New Mataitai reserve for Waikawa / Tumu Toka in Southland
11 September 2008
A new mätaitai reserve over waters within Waikawa Harbour, Porpoise Bay, Curio Bay and the lower section of the Waikawa River is to be established, Fisheries Minister Jim Anderton said today.
Mätaitai reserves are established under the South Island customary fishing regulations and recognise traditional Mäori fishing grounds that are important for customary food gathering. They also allow local Mäori to advise the Fisheries Minister directly on how best to manage fishing in the local area.
Jim Anderton said this mätaitai reserve allows Te Rünanga o Awarua to more effectively manage customary fishing in these important traditional fishing grounds.
“The reserve recognises the strong and enduring connection local Mäori has with this area.”
Commercial fishing will be banned within the 7.02 km2 mätaitai reserve but recreational and customary fishing will still be allowed. Recreational fishing will not require a permit from local Mäori.
Jim Anderton said the Waikawa / Tumu Toka mätaitai reserve would have no effect on the local community’s ability to go fishing or gather shellfish under the existing recreational allowances.
In the future, the Tangata Tiaki/Kaitiaki (guardians) for the mätaitai reserve may recommend bylaws to the Minister of Fisheries that could impose some restrictions within the boundaries of the mätaitai reserve. Any such restrictions would apply equally to everyone fishing within the mätaitai reserve.

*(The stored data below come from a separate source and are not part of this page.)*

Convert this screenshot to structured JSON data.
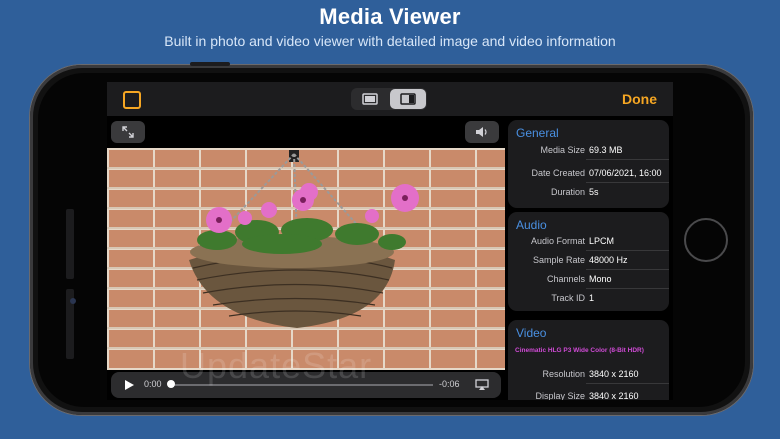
{
  "header": {
    "title": "Media Viewer",
    "subtitle": "Built in photo and video viewer with detailed image and video information"
  },
  "toolbar": {
    "done_label": "Done"
  },
  "player": {
    "current_time": "0:00",
    "remaining_time": "-0:06"
  },
  "info": {
    "general": {
      "title": "General",
      "rows": [
        {
          "key": "Media Size",
          "value": "69.3 MB"
        },
        {
          "key": "Date Created",
          "value": "07/06/2021, 16:00"
        },
        {
          "key": "Duration",
          "value": "5s"
        }
      ]
    },
    "audio": {
      "title": "Audio",
      "rows": [
        {
          "key": "Audio Format",
          "value": "LPCM"
        },
        {
          "key": "Sample Rate",
          "value": "48000 Hz"
        },
        {
          "key": "Channels",
          "value": "Mono"
        },
        {
          "key": "Track ID",
          "value": "1"
        }
      ]
    },
    "video": {
      "title": "Video",
      "badge": "Cinematic HLG P3 Wide Color (8-Bit HDR)",
      "rows": [
        {
          "key": "Resolution",
          "value": "3840 x 2160"
        },
        {
          "key": "Display Size",
          "value": "3840 x 2160"
        }
      ]
    }
  },
  "watermark": "UpdateStar",
  "colors": {
    "accent": "#f5a623",
    "section_header": "#4a90e2",
    "hdr_badge": "#d04bd6",
    "background": "#2f5f9a"
  }
}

Customary seafood gathering for Mäori cultural purposes would be governed by authorisations issued by appointed guardians (rather than recreational regulations), as is currently the case for customary fishing around most of the South Island.
Jim Anderton said that as Minister, he was ultimately responsible for all New Zealand’s fisheries, and must carefully consider any fishing restriction recommended by the guardians and must approve them before they come into effect.
“I have carefully considered the effect the mätaitai reserve would have on commercial fishers. I recognise that the mätaitai reserve will affect some, but overall, I do not believe those effects will prevent them from taking their catch entitlements. Te Rünanga o Awarua amended the boundaries to better accommodate their fishing-related activities in the area.”
The mätaitai reserve will come into effect on the 9th October 2008.
The proposal for this mätaitai reserve was extensively consulted on with the local community, including two separate calls for written submissions, two public meetings and direct discussions with local fishers.